Democrats and liberals across the nation woke up on Wednesday in high spirits after sweeping victories from election night, but the excitement of today can’t make us lose sight of the work still ahead tomorrow.
On the anniversary of the 2016 presidential election that left most of America with tears of despair, the Democratic Party came back with a vengeance, knocking Republicans out of their seats left and right.
In Virginia, they flipped at least 13 seats, making it the largest pickup for their party in the state since 1899, ABC News reports.
The triumphs just kept on coming with mayoral wins in North Carolina and state legislature seats flipping in New Hampshire, Washington, and New Jersey.
And, we can’t forget about the victories that served as metaphorical middle fingers to President Donald Trump, his administration, and his supporters. Two Latinas and a transgender woman made history being sent to the Virginia statehouse by voters.
Elizabeth Guzman and Hala Ayala both defeated Republican incumbents tonight to become the first-ever Latinas elected to the Virginia House of Delegates! #ElectionDay #VirginiaElection pic.twitter.com/6XApF5WTrO— Women's March (@womensmarch) November 8, 2017
The LGBT community made a strong impact with Seattle, Washington, electing its first lesbian mayor and openly gay school board member. The new mayor of Hoboken, New Jersey, is a Sikh-American man, and Minneapolis elected an African-American transgender woman to the city council.
Sikh American Ravi Bhalla won his race for mayor of Hoboken, NJ. Wow, this is AMAZING. Love trumps hate AGAIN. ??????? pic.twitter.com/QPzlfb00P8— Linda Sarsour (@lsarsour) November 8, 2017
How’s that for inclusion?
But that's not all. Helena, Montana, elected Wilmot Collins as mayor, making him the very first black mayor in the history of the entire state, and Kathy Tran made it to the Virginia House of Delegates, becoming the first Asian-American woman to do so.
Wow. Meet the first black mayor in the ENTIRE HISTORY of Montana.— Shaun King (@ShaunKing) November 8, 2017
Wilmot Collins, who arrived in the US as a refugee from civil war in Liberia, was elected Mayor in Helena, Montana. PROGRESS! pic.twitter.com/hhuzpEsIfp
Kathy Tran came to the U.S. as a refugee from Vietnam when she was an infant. Tonight, she became the first Asian American woman elected to the Virginia House of Delegates. Congrats @kathykltran! pic.twitter.com/NSynRwHJ7d— Women's March (@womensmarch) November 8, 2017
Collins and Tran's victories are particularly special as they both reportedly came to this country as refugees. Collins fled Liberia 23 years ago, and Tran came to the U.S. when she was just 7 months old as a boat refugee from Vietnam.
This year's election symbolizes a rejection of all things Trump stands for and ran his presidential campaign upon.
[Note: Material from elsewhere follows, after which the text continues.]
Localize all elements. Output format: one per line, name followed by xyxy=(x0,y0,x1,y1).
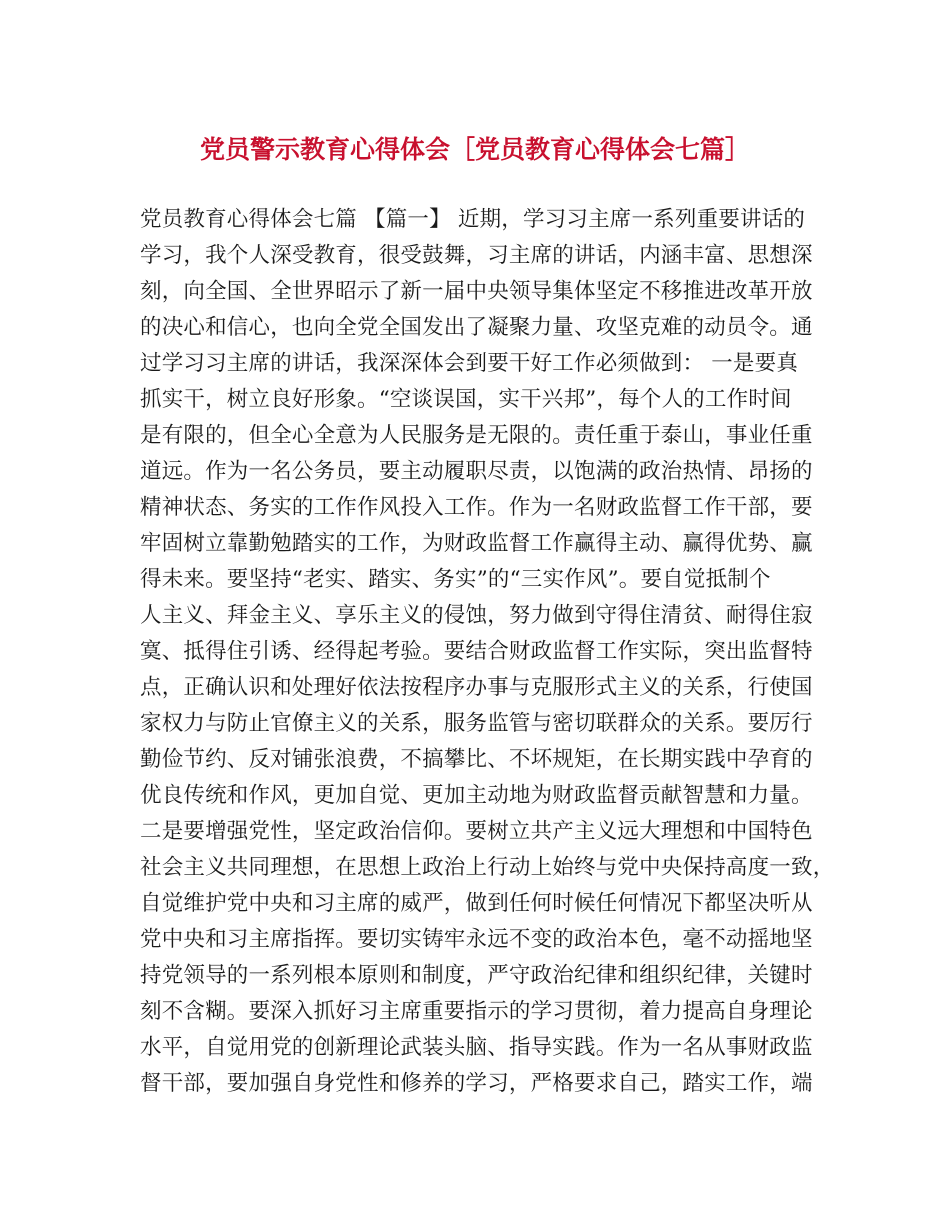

Minorities, immigrants, refugees, women, LGBT folks, and other representatives of marginalized communities destroyed the white supremacist sentiments coming from the White House by securing the votes of their neighbors and community members.
While Trump's rhetoric has emboldened racists, sparked an uptick in hate crimes, and inspired a new wave of fascism, Tuesday’s Democratic and inclusive wins were a reminder that the resistance is ongoing, and it’s powerful.
However, while we ride this wave, it’s imperative to remember that the job is not done. In fact, the work has just begun.
Now that there is more representation in these positions, it’s time to take action and make good on campaign promises.
Ralph Northam, a physician who is now Virginia's governor-elect, ran as a "healer," and — as we witnessed from the infamous Charlottesville, Virginia, white supremacist rally earlier this year — the state is in dire need of healing.
The reality is that although impeachment is in the air, Americans need to be prepared for the fact that we may be in for three more years of Trump, and if our country is going to survive, the momentum must remain fervid.
The Democratic Party’s woes are still looming, particularly as the feud between Hillary Clinton’s camp and Bernie Sanders backers was reignited last week when Donna Brazile exposed some troubling information about the party’s dealings during the election cycle.
This issue could continue to haunt the party going into the 2020 elections. Additionally, as The Hill notes, the party lacks a charismatic leader — like former President Barack Obama — to really excite its voter base and keep them motivated.
The bottom line is: Democrats need to use this same level of tenacity going into the 2018 and 2020 elections, otherwise, kicking themselves in the backside in the 2018 and 2020 elections will put Tuesday night’s major wins in vain. Furthermore, the party runs the risk of making the same detrimental mistakes it did in 2016, and our country simply can’t afford that.